There were three important findings. First, the integrated management system is insufficient because most Japanese medical malls are in adjacent relationships and very few liaison roles are used; however, most founders are largely satisfied with being in a medical mall. In other words, it is important that more than one clinic is established in the same building for business to commence. Second, opening a medical mall with peers and establishing a decision‐making system based on the council system is guaranteed to improve many practitioners' satisfaction levels. Although previous studies have suggested that the liaison role was important, it does not directly contribute to improving founders' satisfaction levels according to these results. Moreover, most clinic founders with adjacent relationships were satisfied; thus, concentrating multiple founders in a medical mall can be a strong incentive.
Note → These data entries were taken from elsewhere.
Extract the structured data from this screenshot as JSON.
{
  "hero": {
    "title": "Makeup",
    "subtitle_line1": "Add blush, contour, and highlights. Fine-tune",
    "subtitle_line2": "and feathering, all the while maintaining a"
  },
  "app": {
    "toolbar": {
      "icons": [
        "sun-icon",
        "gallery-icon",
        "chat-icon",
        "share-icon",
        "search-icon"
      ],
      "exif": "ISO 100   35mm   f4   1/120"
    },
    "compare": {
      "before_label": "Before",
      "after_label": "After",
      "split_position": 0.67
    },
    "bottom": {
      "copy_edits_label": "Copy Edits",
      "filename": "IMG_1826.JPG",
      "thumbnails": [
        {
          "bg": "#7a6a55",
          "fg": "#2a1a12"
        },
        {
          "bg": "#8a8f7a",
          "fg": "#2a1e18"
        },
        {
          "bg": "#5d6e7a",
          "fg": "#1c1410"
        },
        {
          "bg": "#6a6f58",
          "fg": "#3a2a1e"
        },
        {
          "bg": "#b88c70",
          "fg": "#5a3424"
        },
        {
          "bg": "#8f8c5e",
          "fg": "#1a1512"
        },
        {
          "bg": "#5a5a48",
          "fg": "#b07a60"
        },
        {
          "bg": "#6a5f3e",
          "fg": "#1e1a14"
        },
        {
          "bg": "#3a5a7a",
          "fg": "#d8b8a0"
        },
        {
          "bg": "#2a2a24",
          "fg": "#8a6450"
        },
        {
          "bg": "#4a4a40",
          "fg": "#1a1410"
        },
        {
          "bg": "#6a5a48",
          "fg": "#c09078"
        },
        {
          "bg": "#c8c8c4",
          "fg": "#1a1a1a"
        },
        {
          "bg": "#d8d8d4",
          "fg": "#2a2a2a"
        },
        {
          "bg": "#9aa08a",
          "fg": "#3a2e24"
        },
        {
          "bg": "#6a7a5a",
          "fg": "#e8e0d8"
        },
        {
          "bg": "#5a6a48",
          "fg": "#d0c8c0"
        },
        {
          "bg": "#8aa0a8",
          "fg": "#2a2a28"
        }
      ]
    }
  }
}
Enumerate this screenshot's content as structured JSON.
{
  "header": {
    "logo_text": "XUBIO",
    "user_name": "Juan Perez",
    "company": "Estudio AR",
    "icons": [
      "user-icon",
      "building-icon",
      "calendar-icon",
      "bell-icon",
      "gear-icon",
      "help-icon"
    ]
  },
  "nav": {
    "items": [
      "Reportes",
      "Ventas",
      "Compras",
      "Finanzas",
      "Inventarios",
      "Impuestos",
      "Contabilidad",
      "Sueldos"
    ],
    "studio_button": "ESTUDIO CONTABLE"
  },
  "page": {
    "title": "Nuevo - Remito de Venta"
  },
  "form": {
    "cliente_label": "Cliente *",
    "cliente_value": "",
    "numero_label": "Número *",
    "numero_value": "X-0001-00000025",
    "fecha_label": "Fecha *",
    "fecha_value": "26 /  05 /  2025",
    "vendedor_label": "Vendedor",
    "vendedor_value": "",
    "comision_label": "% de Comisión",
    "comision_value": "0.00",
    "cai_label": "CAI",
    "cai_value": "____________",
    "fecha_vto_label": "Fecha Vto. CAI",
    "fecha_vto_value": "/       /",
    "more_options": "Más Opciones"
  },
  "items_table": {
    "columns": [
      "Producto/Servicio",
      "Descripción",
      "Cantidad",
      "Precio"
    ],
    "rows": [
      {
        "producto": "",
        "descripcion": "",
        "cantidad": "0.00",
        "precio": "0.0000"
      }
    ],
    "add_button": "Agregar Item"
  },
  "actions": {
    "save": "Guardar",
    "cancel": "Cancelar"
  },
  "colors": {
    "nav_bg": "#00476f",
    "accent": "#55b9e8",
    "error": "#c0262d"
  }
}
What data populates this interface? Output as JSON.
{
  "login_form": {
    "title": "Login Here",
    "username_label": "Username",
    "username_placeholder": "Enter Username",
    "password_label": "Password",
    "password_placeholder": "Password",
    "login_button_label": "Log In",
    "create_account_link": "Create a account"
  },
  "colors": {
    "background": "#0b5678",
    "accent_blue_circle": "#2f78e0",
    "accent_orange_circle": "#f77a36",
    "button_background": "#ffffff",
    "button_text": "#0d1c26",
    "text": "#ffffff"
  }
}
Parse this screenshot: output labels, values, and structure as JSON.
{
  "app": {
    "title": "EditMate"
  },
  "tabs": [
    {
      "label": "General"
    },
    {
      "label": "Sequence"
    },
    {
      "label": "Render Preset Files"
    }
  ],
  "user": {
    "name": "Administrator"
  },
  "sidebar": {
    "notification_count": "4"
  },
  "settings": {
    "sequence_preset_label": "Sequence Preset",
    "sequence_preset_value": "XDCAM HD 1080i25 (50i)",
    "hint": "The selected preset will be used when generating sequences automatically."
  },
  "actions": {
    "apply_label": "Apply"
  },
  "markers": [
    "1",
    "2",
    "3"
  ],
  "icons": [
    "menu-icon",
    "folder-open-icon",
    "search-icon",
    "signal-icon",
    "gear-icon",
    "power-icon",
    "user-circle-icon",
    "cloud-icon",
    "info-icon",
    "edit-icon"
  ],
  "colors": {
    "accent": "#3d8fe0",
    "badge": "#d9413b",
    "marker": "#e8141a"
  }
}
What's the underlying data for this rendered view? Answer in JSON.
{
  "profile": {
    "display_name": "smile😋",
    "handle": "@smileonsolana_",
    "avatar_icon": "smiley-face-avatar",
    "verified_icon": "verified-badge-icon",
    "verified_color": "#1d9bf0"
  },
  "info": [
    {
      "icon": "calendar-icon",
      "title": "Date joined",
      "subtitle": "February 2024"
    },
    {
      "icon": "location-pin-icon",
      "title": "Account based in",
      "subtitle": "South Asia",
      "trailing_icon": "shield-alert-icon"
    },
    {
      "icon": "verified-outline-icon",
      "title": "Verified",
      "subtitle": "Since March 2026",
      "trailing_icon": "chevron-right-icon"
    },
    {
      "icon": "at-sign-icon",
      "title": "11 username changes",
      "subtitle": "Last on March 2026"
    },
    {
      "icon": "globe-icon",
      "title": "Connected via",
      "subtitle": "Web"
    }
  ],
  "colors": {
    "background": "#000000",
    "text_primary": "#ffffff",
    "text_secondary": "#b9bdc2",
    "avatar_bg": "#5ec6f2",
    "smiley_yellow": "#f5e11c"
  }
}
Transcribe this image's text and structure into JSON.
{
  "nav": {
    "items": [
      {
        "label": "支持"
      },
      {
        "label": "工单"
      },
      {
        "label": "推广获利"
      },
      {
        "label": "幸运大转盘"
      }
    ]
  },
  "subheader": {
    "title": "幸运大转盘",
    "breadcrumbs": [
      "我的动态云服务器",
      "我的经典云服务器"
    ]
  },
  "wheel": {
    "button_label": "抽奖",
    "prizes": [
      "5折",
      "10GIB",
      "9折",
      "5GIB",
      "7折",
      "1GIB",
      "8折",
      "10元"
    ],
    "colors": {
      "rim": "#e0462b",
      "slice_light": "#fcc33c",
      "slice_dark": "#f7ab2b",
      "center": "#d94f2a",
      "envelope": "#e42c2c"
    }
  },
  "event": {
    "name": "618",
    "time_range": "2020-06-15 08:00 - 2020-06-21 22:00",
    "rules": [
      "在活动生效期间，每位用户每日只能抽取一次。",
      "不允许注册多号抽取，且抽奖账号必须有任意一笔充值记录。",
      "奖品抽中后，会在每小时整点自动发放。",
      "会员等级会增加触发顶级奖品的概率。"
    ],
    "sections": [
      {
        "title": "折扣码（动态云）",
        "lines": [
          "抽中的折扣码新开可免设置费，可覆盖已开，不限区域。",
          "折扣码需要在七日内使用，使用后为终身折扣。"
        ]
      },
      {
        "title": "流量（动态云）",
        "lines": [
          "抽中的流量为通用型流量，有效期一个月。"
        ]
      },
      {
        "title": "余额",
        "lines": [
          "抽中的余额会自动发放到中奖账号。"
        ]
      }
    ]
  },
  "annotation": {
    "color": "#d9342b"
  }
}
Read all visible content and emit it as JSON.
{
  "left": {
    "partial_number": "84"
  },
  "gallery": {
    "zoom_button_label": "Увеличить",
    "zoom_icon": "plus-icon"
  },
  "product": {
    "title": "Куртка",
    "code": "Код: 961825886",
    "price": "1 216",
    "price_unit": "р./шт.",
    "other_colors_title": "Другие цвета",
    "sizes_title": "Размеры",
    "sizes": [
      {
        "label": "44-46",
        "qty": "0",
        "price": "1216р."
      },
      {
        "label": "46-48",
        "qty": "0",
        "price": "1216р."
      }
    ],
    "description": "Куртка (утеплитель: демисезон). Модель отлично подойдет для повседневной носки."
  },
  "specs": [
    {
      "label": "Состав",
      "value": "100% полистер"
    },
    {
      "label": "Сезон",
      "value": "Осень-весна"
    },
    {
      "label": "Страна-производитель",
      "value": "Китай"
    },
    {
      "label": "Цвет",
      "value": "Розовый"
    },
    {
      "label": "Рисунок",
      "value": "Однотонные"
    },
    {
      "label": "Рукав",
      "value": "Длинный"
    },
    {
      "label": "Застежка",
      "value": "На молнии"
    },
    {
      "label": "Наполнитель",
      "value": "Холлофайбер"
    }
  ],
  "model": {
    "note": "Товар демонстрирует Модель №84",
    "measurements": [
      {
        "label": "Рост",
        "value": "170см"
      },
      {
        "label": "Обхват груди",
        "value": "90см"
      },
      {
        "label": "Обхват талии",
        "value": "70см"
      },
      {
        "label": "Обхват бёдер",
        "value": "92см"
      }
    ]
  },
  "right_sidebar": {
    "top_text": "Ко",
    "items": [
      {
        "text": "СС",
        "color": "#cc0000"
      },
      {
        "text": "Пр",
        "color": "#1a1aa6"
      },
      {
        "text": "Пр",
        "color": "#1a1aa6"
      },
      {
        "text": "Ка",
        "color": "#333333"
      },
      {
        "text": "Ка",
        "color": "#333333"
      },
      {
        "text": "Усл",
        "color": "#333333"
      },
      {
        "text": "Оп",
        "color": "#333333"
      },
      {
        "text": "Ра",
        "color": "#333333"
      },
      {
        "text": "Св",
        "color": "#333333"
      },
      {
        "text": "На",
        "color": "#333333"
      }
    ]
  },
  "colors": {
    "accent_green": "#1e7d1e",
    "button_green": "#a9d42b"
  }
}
Third, the desirable requirement of founders for integrated management in medical malls is to introduce one of the following types: ‘Peer relationships + Council system (all),’ ‘Adjacent relationships + Council system (all),’ ‘Peer relationships + Independent type,’ and ‘Adjacent relationships + Independent type.’ However, those requirements were derived based on the premise of improving founders' satisfaction level; thus, this does not necessarily ensure improvements in clinic revenue, practitioner capability or patient benefit. In particular, ensuring practitioner capability is required for treating many patients at primary care. Therefore, relationships in which practitioners can recognize each other by creating opportunities to interact with others, rather than just maintaining adjacent relationships, are desirable (Gunji, 2001; Ito, 2015). This investigation outlined the requirements for effective integrated management of the medical mall, as seen from the establisher's perspective regarding satisfaction levels. However, the study is limited in that it has not evaluated these aspects in terms of medical practitioners' profits and patient satisfaction. In addition, as the number of medical malls continues to increase nationwide, the development of a new database is also necessary. Further investigative research and validation is required in the future to ascertain the requirements of integrated management that contribute to improving practitioner capabilities.

Conflict of Interest

The author declares no conflict of interest.